Zell- und Gewebetechnologien

Das Innovationsfeld steht für die Entwicklung und Etablierung von humanen In-vitro-Testmodellen wie Organ-on-Chip-Plattformen, 3D-Gewebemodellen und zellbasierten 2D-Assays für die vorklinische Testung von Medikamenten, die Bestimmung von z. B. Toxizität und Allergenität von Kosmetika und Chemikalien sowie für klinische Anwendungen in der Personalisierten Medizin.

Das Innovationsfeld verfügt über jahrelange Expertise in der Entwicklung von Zelllinien, etwa für die Etablierung von Assays, die Produktion von Biologicals oder den Umgang mit (pathogenen) Mikroorganismen.

Dazu kommt die interdisziplinäre Expertise und Infrastruktur zur Entwicklung von mikrophysiologischen Organ-on-Chip-Systemen. Hier werden unterschiedlichste Mikrostrukturierungsansätze mit Methoden des Tissue Engineerings (basierend auf Stamm- und Primärzellen) kombiniert, um physiologisch relevante menschliche Gewebe in mikrofluidischen Systemen zu erzeugen.

Ein übergreifender Fokus ist die Integration von Immunkomponenten in mikrophysiologische Gewebe oder Reporter-Zelllinien. Dazu isolieren wir u. a. primäre Immunzellen aus klinischen Proben und verwenden Immunmediatoren und ihre Rezeptoren für das Screening von Wirkstoffen, in der Diagnostik oder in der Biosensorik.

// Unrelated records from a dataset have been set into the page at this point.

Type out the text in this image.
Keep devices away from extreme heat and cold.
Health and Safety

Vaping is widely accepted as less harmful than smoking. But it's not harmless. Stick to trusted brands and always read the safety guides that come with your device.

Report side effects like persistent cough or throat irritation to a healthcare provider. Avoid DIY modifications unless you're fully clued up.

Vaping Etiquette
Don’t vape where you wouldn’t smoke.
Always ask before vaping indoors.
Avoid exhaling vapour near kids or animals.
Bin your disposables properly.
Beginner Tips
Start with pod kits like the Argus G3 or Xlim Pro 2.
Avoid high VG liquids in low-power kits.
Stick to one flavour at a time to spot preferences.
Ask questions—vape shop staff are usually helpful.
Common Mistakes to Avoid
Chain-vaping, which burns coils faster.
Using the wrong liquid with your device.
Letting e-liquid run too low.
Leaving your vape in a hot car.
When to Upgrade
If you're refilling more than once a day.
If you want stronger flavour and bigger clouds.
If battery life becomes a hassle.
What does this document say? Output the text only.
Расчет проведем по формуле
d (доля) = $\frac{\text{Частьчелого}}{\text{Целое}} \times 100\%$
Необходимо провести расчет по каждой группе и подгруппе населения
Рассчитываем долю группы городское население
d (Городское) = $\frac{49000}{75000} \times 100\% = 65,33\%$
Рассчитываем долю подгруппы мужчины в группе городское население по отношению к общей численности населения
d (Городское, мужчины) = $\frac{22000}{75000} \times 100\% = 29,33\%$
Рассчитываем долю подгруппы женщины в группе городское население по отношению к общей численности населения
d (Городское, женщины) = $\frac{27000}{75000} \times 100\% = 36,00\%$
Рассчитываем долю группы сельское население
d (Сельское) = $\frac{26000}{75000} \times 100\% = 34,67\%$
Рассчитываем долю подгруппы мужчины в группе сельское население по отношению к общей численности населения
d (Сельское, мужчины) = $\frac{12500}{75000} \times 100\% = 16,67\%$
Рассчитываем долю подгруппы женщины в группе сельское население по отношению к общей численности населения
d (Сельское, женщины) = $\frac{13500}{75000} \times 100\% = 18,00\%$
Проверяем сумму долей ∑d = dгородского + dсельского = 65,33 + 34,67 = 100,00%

Arbeitsgebiete und Technologien

  • Organ-on-Chip-Modelle
  • 3D-Hautmodell
  • 2D-Zellassay- und Zelllinienentwicklung
  • Maßgeschneiderte mikrofluidische Plattformen
  • Biosensoren
  • In-vitro-Wirkstoff- und Toxizitätstestung

Forschungsthemen

 

Organ-on-a-Chip-Modelle

Wir beschäftigen uns mit der Entwicklung, Validierung und Anwendung von neuartigen Organ-on-a-chip-Systemen, welche für die Arzneimittelentwicklung sowie in der personalisierten Medizin zum Einsatz kommen können.

 

Immunrezeptoren und Wirkstoffscreening

Das angeborene Immunsystem hat großen Einfluss auf die Pathogenese oder den Verlauf von Allergien, Infektionen, Tumoren oder Autoimmunerkrankungen. Zentrale Regulatoren sind die Immunrezeptoren, die wir mithilfe von Ganzzell-Biosensoren in Assays für die Wirkstoffentwicklung einsetzen. Mit diesen Biosensoren identifizieren wir neue immunmodulatorische Moleküle – als potenzielle Wirkstoffkandidaten für die Therapie immunologischer Erkrankungen.

 

Zellbasierte Assays (GLP) für Diagnostik, Qualitätskontrolle, Screening

Neben dem Einsatz im Wirkstoffscreening wurden zellbasierte Assaysysteme auch zum Nachweis von Pyrogenen entwickelt. Pyrogene sind z. B. bakterielle Überreste, die fiebrige Reaktionen bis hin zu Schockzuständen im Menschen hervorrufen. Diese eignen sich zur Untersuchung medizintechnischer Geräte und pharmazeutischer Formulierungen auf Pyrogenfreiheit und können bisherige Tests ergänzen oder ersetzen.
 

3D-Hautmodell für die Infektionsforschung

Wir entwickeln dreidimensionale Infektionsmodelle, die neben Komponenten der menschlichen Haut auch Immunzellen und Reportersysteme für die Aktivierung von Immunsignalwegen beinhalten. Damit können angeborene Immunantworten auf eindringende Pilze und Viren untersucht und Möglichkeiten zur Modulierung der Wirtsreaktionen identifiziert werden.
 

BioSensorik

Mithilfe eines Biosensors kann ein Analyt über ein biologisches Element detektiert und daraufhin ein physikalisches Signal generiert werden. Biosensoren eignen sich daher für den vielfältigen Einsatz, von der Biotechnologie bis zur Umweltphysik. Wir entwickeln Biosensoren für den Nachweis von mikrobiellen Bestandteilen, die unter Anderem der Erkennung von Pyrogenen und der Trinkwasserkontrolle dienen.
 

Produktionszelllinien

Mit unserer Expertise in der Etablierung neuer Expressionsvektoren, der Stammentwicklung in Mikroorganismen und Säugerzellen, sowie der Optimierung von Fermentationsverfahren bis hin zur Aufreinigung der Pharmazeutika unterstützen wir Pharma- und Biotechnologie-Unternehmen bei der Entwicklung und biotechnischen Herstellung von Generika, aber auch bei der Entwicklung neuer therapeutischer Proteine.